Thanks for the clarification, which is very helpful to me (and not
too scary) as I get ready to return once again to FQ this summer. My
mini-missile wasn't aimed in your direction, but any misfire that
touched off this nice account of Ch's and Sp's double awareness was
productive. -hb
>Oh, sorry, didn't mean to be excessively pithy. My point was that
>nostalgia is an inevitable human tendency. And it's always, to one
>extent or another been both the subject and the subject of irony in
>romance. Chaucer's Knight, for example, romanticizes ancient Greece
>as a place of originary honor and chivalry, but a closer look at his
>tale reveals that Chacuer makes us see the Knight projecting himself
>into the past (such as when he gives Arcite and Palamon Medieval
>armor and then apologizes for it). Such double awareness, of
>idealizing the past and also ironizing that idealization, is the
>warp and woof of romance. So I suppose my assumption was that part
>of the reason Spenser adopted archaic forms was to make visible this
>nostalgia (as Chaucer does at numerous points with the Knight, let
>alone with Sir Thopas). But then also to problematize it. Because
>the supposedly honorable characters disappoint our idealism in
>interesting ways.
>Now I suppose that it's possible that we are indeed currently on a
>real decline, and that education, integrity and standards have
>fallen from a real high point a few generations ago, but it's worth
>noting that almost every generation expresses such nostalgia and
>sense of decline. So I'm suspicious of such claims. I, for one,
>find theoretical developments to be quite fruitful often, and I'm
>pretty impressed with many of the essays I get. Likewise, I have
>also seen a number of articles in major journals dating from 30 or
>40 years ago which make me cringe in a variety of ways. So I
>suppose that my personal opinion is that there has not been, perhaps
>has never been, such a slide from previous greatness and clarity.

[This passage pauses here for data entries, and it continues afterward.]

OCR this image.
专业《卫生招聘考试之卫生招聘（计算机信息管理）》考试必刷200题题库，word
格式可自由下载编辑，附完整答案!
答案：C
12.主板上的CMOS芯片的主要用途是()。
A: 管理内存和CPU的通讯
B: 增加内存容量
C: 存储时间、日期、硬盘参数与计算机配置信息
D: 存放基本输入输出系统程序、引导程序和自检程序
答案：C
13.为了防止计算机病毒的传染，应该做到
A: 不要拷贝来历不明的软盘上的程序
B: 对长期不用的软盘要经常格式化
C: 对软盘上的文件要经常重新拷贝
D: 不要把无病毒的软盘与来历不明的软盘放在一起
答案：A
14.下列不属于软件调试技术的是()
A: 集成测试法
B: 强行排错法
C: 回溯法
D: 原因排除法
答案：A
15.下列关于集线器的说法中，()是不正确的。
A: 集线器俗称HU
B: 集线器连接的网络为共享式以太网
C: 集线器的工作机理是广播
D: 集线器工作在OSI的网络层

>There has, instead, been a rearrangement of modes of thought, of
>common genres, and of interpretive modes (not to mention *ways* of
>cheating). I guess I always took that to be one of the most
>exciting moves of the FQ. Not the idea of examining and ironizing
>the nostalgia of romance (and humanity), but the idea of doing it in
>that specific way.
>
>Michael
>
>Harry Berger, Jr. wrote:
>
>>>
>>>
>>> You gotta love this discussion list. The scary part is...I
>>>think I know what this means.
>>>
>>>MRS
>>>
>>
>>Well. O.K. Share it at us. I'm willing to be scared. But I think
>>there's been a lot of serious, thoughtful, and interesting
>>discussion on the topic of plagiarism, and I appreciate the
>>frankness, sensitivity, and intelligence of the discussants.